29.Your Responsibilities as Business Contacts

If you provide personal data of your colleagues or representatives to us, you confirm that you have authority to do so and that those individuals have been informed about this Notice. If you act as a controller with respect to your customers, you remain responsible for your own compliance duties.

30. Changes to This Notice

We may update this Notice to reflect changes in law, guidance, or our operations. We will indicate the effective date at the top and, where appropriate, notify registered account holders or prominent site users of material changes. The updated Notice replaces previous versions.

31. Contact Information

• Controller. Jinlong Digital HK Trading Limited, trading as Hong Kong Wholesalers.
• Address. Office C, 5th Floor, Wing Lock House, 1-3 Lock Road, Tsim Sha Tsui, Kowloon, Hong Kong.
• Email. [email protected]
• Tel. +852 9428 5319
• Privacy Officer. Please address requests and complaints to the Privacy Officer at the email above.

Annex A. Lawful Bases at a Glance

• 1.Contract performance. Processing necessary to enter into or perform a contract with you or your company.
• 2.Legal obligation. Processing necessary for compliance with EU or Member State laws that apply to us.
• 3.Legitimate interests. Processing for reasonable business purposes such as service delivery, fraud prevention, network security, product improvement, supplier management and communications with professional contacts, balanced against your interests.
• 4.Consent. Used for direct marketing where required and for certain cookie uses. You can withdraw consent at any time.

Annex B. Data Subject Rights Reference

• 1.Access. Article 15
• 2.Rectification. Article 16
• 3. Erasure. Article 17
• 4. Restriction. Article 18
• 5. Portability. Article 20
• 6. Objection. Article 21
• 7. Automated decision making. Article 22

Annex C. Examples of Retention Periods

• 1.Account and invoice data. At least the period required by tax and accounting laws, then deletion or archiving.
• 2.Order and shipment records. Retained for limitation periods to manage claims and warranties.
• 3.Support tickets and RMA logs. Retained for warranty windows and reasonable audit needs.
• 4.Marketing preferences. Retained as long as you remain subscribed or to record an opt out.
• 5.Web logs and security telemetry. Short operational windows with longer retention for investigations where necessary.

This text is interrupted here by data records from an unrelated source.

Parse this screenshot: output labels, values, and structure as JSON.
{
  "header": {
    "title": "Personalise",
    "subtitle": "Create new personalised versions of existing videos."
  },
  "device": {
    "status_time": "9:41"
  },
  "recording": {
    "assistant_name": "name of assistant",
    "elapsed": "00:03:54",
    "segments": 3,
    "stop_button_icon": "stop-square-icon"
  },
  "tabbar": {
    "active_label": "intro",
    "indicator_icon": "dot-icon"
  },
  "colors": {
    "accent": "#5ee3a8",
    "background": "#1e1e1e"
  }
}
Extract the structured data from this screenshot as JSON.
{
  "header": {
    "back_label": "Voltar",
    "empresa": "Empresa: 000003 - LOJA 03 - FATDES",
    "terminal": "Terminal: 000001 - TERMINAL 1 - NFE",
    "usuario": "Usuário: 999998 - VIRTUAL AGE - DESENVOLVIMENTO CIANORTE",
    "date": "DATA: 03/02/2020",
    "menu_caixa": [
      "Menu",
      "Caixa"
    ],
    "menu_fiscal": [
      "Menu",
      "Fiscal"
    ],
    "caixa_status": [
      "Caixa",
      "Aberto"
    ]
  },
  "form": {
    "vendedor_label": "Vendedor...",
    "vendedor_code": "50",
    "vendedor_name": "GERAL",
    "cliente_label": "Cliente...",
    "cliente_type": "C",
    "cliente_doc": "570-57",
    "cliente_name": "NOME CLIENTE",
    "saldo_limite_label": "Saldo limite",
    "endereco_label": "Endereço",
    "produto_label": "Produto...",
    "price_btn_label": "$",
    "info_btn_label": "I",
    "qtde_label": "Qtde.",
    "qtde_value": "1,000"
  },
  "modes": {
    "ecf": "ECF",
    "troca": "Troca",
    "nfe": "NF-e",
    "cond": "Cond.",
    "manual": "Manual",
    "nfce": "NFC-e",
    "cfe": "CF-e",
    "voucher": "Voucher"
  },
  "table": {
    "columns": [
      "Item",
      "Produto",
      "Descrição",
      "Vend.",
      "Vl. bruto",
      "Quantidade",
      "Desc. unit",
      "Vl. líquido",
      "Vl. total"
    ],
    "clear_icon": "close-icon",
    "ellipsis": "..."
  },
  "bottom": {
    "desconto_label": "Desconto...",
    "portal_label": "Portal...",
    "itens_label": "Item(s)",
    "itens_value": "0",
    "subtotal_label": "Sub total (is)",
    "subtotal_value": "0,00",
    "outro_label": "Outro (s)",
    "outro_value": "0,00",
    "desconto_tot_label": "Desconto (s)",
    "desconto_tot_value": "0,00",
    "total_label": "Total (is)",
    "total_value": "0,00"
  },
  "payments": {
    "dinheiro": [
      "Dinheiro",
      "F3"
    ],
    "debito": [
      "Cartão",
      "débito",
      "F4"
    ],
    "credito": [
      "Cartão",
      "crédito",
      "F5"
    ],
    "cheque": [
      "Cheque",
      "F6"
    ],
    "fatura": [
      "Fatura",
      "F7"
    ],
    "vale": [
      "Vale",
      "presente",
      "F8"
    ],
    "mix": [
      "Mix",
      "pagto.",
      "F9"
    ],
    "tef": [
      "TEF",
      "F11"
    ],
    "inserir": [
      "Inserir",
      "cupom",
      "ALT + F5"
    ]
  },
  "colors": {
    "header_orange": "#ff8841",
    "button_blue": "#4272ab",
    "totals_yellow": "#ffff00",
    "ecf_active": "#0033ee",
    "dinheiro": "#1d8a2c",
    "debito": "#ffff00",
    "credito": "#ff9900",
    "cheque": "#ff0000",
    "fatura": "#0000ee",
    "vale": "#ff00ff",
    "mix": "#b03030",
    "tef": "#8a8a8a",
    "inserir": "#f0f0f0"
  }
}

Annex D. Security Measures Overview

• 1.Governance. Policies, training, confidentiality undertakings, vendor management.
• 2.Technical controls. Encryption, hardened configurations, vulnerability management, access controls, monitoring, backups and recovery.
• 3.Physical controls. Secure facilities, visitor logs, CCTV where posted, restricted areas.
• 4.Testing and improvement. Risk assessments, penetration testing, incident simulations, corrective actions.